I'm having the same trouble again, with the original argente buck son. And I'm really anxious for him to work as he is the only buck I currently own suitable for the brindle does I have! Again, he obviously works, as he has already got one of the 3 brindles I have pregnant (she's had her litter already as you may know), and he's also a father to another litter.

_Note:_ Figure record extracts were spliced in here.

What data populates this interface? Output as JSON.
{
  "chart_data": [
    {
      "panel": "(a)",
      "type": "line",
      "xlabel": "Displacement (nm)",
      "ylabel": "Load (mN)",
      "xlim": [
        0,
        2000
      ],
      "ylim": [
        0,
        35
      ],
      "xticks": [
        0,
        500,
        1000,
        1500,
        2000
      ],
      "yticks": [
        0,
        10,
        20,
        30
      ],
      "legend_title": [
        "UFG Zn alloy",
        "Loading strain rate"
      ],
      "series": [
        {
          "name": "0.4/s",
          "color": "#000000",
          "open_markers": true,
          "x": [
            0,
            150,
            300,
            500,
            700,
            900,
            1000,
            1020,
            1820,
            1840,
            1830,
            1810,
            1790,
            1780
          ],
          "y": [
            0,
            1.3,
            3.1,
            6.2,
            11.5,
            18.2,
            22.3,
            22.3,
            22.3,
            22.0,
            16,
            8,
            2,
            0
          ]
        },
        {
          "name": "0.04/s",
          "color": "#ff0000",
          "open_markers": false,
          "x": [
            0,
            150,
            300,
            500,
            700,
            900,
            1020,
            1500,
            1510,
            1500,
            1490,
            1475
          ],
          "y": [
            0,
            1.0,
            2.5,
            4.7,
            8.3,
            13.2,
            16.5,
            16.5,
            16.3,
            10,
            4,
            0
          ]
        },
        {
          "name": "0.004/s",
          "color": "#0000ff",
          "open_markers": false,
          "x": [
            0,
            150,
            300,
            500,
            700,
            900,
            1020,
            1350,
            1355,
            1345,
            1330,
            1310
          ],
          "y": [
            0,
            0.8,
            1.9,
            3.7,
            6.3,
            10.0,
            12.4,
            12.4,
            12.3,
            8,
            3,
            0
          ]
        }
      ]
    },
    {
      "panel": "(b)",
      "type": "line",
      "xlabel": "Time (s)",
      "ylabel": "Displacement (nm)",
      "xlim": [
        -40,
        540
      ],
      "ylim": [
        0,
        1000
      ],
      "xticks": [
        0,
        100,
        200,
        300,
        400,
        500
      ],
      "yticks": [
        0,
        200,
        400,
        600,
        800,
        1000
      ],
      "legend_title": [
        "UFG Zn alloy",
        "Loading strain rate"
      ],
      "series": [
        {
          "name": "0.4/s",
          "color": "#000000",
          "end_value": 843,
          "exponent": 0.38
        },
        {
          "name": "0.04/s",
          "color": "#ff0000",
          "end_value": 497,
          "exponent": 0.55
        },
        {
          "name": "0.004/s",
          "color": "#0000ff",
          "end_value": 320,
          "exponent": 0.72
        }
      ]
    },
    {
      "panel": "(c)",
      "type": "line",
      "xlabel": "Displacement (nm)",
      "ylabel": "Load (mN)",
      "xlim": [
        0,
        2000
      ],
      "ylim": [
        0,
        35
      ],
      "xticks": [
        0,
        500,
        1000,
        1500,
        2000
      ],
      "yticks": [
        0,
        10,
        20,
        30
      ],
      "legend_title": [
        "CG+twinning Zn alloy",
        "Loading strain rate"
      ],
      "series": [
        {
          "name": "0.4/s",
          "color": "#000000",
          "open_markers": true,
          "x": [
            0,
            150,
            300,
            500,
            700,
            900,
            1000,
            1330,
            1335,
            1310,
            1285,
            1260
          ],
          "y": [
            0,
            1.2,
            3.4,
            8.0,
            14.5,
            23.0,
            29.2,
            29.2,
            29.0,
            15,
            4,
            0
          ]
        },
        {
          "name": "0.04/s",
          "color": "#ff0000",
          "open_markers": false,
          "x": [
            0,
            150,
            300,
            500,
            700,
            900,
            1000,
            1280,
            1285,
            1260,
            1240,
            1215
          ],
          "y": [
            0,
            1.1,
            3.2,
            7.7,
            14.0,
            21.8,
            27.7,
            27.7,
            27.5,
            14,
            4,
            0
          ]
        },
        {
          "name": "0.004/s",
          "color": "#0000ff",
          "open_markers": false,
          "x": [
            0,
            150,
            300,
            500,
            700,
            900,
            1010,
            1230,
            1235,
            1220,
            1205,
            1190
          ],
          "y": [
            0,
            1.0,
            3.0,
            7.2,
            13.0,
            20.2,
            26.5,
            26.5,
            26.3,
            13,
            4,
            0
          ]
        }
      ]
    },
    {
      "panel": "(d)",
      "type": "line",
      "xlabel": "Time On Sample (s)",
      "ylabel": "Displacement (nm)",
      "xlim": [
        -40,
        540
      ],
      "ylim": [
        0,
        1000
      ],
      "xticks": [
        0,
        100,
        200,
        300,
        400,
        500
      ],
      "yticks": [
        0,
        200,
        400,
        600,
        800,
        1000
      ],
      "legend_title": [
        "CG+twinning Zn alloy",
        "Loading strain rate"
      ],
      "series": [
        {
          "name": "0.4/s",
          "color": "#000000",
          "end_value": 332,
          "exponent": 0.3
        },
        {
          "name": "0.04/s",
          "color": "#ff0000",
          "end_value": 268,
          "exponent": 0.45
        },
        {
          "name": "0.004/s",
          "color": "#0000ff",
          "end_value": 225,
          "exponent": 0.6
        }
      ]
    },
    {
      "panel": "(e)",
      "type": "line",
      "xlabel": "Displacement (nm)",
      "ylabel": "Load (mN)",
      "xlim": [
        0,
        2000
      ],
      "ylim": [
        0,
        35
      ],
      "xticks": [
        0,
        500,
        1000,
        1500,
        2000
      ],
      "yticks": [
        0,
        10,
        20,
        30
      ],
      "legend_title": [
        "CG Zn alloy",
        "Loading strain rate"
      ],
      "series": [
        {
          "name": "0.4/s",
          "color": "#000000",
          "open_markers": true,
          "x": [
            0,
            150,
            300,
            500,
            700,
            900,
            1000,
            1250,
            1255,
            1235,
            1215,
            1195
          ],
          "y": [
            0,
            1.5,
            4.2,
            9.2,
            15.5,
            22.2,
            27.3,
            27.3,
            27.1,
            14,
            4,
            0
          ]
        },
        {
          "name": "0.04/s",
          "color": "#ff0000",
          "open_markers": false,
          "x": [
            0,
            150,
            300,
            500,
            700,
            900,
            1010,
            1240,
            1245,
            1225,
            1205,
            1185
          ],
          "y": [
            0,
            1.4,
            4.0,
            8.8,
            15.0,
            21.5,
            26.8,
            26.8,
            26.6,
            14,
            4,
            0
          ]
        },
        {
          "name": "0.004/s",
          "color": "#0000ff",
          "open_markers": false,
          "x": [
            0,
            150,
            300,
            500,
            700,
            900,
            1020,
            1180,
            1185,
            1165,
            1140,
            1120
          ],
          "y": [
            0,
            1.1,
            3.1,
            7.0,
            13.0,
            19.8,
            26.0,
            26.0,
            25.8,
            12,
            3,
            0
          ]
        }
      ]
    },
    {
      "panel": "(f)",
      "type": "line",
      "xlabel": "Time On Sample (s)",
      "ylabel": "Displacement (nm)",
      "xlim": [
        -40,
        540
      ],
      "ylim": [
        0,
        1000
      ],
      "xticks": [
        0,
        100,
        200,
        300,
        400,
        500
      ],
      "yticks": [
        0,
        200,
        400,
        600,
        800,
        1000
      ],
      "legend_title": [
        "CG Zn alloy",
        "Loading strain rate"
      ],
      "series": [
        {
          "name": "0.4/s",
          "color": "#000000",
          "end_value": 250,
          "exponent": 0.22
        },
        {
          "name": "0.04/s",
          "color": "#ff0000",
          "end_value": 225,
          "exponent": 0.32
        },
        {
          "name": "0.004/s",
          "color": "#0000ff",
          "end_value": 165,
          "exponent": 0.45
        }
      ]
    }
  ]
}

Both of the bucks are extreamly docile, and are maybe too nice to the does. Is there anything I can do? I have considered seeing if I can induce the mating desire by putting them into another bucks cage (i will hasten to add the other buck would be removed!!), the idea being he'll sence he has competition and get a wiggle on. The other, which I have tried, is separating them for a day or so, then reuniting them, this works with cavies a lot of the time, I think it's to do with that they have gotten used to the female being around, so don't bother, but when reuinted, he suddenly notices her again.

I'm rather eeger for something to work!!!

Vi x


----------



## SarahC (Oct 3, 2008)

the smell of another buck can work.Myself and Cait have also had this lethargic response to breeding from Argentes.I know its your only option at the moment but with brindles being difficult to produce in numbers putting them to big docile types is the road to ruin.A year ago I was awash with chunky cham and silver brindles.For the same reasons you are encountering they are almost extinct.Luckily I crossed into other colours and these have been the safety net.


----------



## violet1991 (Oct 3, 2008)

I would put them to anything else, but I just dont HAVE anything else. the London show can't come quick enough for me, I just need something reasonable to put them to.

Vi x


----------



## moustress (Sep 25, 2009)

I read on one of the mousie sites that bucks prefer to mount females that they ae somewhat related to, or to does that smell like they are related to them. I've noticed that occasionally I'll have a pairing together for a couple of months with nuttin' hap'nen, and then when I switch them to new mates, they get it going' on right away. then there's the problem of Big Fat Mousies( I have a posting area on Petrodents entitled BFM's); just too much mousie so that they can't make the connection. I love the lighter colors and the yellow line especialy has left me with a passle of pretty blobs.

The up side of that is that they can't get away when you want to handle them. :roll: Off topic. My bad.


----------



## Jack Garcia (Oct 9, 2009)

I once had a cinnamon buck refuse to mate any female I put him with. The four females I tried him with were successfully impregnated by other bucks, though, so I know it wasn't them. I think that some mice or some lines of mice just don't "get it" or don't "get it" well enough. I have my own little theory that as we bred for calmer and more docile mice, at the same time we bred for less and less testosterone in mice and that may have something to do with it. Who knows?


----------